I’m happy to leave it to the politicrats and historians to dissect the 2024 electoral lab frogs to discern the partisan strategies that left the Republicans doing victory laps in their creaky tank. That left the Dem operatives grappling at each other online and between hard covers.

Going for the takedown on the mat, CNN’s Jake Tapper and Alex Thompson with their bestseller, Original Sin. In position to flip and pin the centrists, former U.S. Labor Secretary and one-time high school wrestler, Robert Reich, whose forthcoming memoir, Coming Up Short (Penguin/Random House) comes out in August. Also, sweating hard for working Americans, law professor Joan C. Williamson’s Outclassed: How the Left Lost the Working Class and How to Win Them Back (St. Martin’s/McMillan, 2025).
A president too aged, or a party long compromised? The Democrats’ future will inevitably sweat in the grip of voters. To disentangle factional presumptions from actual election trends, New York Times political reporter, Shane Goldmacher spent months poring over voting trends in every one of the 3,100 counties in the United States for the four elections since 2012, before Donald Trump came down his golden escalator four years later.
Goldmacher’s chart-heavy article was headlined, “The Democrats’ problems run deep, nearly everywhere.” Elsewhere the story stated, “Republicans are overwhelmingly making gains in working-class counties.”
He determined that Trump’s support improved since 2016, in nearly half of American counties, (1,433), only three of which had incomes exceeding $100,000 a year. In the meantime, the Democratic vote increased in only 57 counties, 18 of which were “wealthy enclaves.”

It’s likely that almost all of those counties aren’t getting any younger in this rapidly aging nation. Yet, as the Democrats pick at and parse the 2024 results, both party stalwarts and rebels would do well to heed one of Goldmacher’s conclusion.
During a June 3 Times podcast about his investigation, Goldmacher stated, “I think that a lot of people have looked at the 2024 election and said the Democratic Party lost because Joe Biden was too old, that he stayed in the race too long, that Kamala Harris was a weaker candidate, that she didn’t have enough time to prosecute the case, and on and on. But the 2024 election results were not a one-off. They weren’t a one-off at all.”

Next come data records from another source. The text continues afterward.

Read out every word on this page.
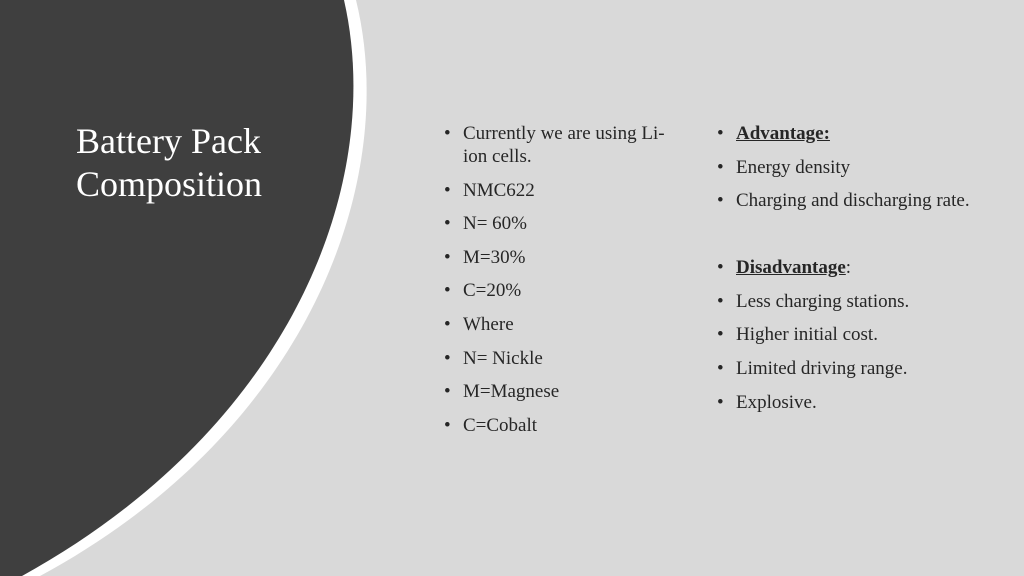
Battery Pack
Composition
• Currently we are using Li-ion cells.
• NMC622
• N= 60%
• M=30%
• C=20%
• Where
• N= Nickle
• M=Magnese
• C=Cobalt
• Advantage:
• Energy density
• Charging and discharging rate.
• Disadvantage:
• Less charging stations.
• Higher initial cost.
• Limited driving range.
• Explosive.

While many liberal pundits and politicos have been quick to assert that Kamala Harris’s race and gender surely cost her pivotal ballots, few but advocates for older Americans point to the impact of age bias on Joe Biden’s path to his renomination.
And few news viewers learned that growing numbers of us are able to enjoy vitally engaged later years. Certainly, the well-off, such as Biden or Sen. Mitch McConnell, regardless of their ailments, tend to live and manage well beyond ages shown on average mortality charts, the kind cited in many articles to justify worries about the former president’s turning 80.
As the 2024 election season became overwintered for this otherwise capable chief executive—an incumbent later deemed to have conducted the “most consequential first term” in a half century—his June 27 debate performance dropped his prospects for renomination like a gallows trap door.
Meanwhile, Biden’s GOP opponent blustered incoherently—although forcefully–at times during the debate, and uttered “well-worn falsehoods . . . , including claims that migrants have carried out a crime wave,” along with “incendiary rhetoric” and threats of retribution against his opponents, as Reuters reported the next day.
The 45th president did so with the fervent backing of his party operatives and billionaire donors, while the Democrats gave their elected leader of the free world little credit for his immediate recovery the next morning. Biden would culminate a marathon schedule of speeches over the next 10 days with a grinding effort at the NATO summit, which successfully shored up European support for Ukraine. Yet his otherwise successful negotiations and cogent speech remained dogged by the national media’s dotting on his vocal slips toward the end.
What should become more evident is that our societal disdain for signs of old age—excepting only the performative bellowing of even a corrupt and convicted older blowhard—sadly continues to propagate this culture’s ignorance of America’s burgeoning advantage as a rapidly growing older population.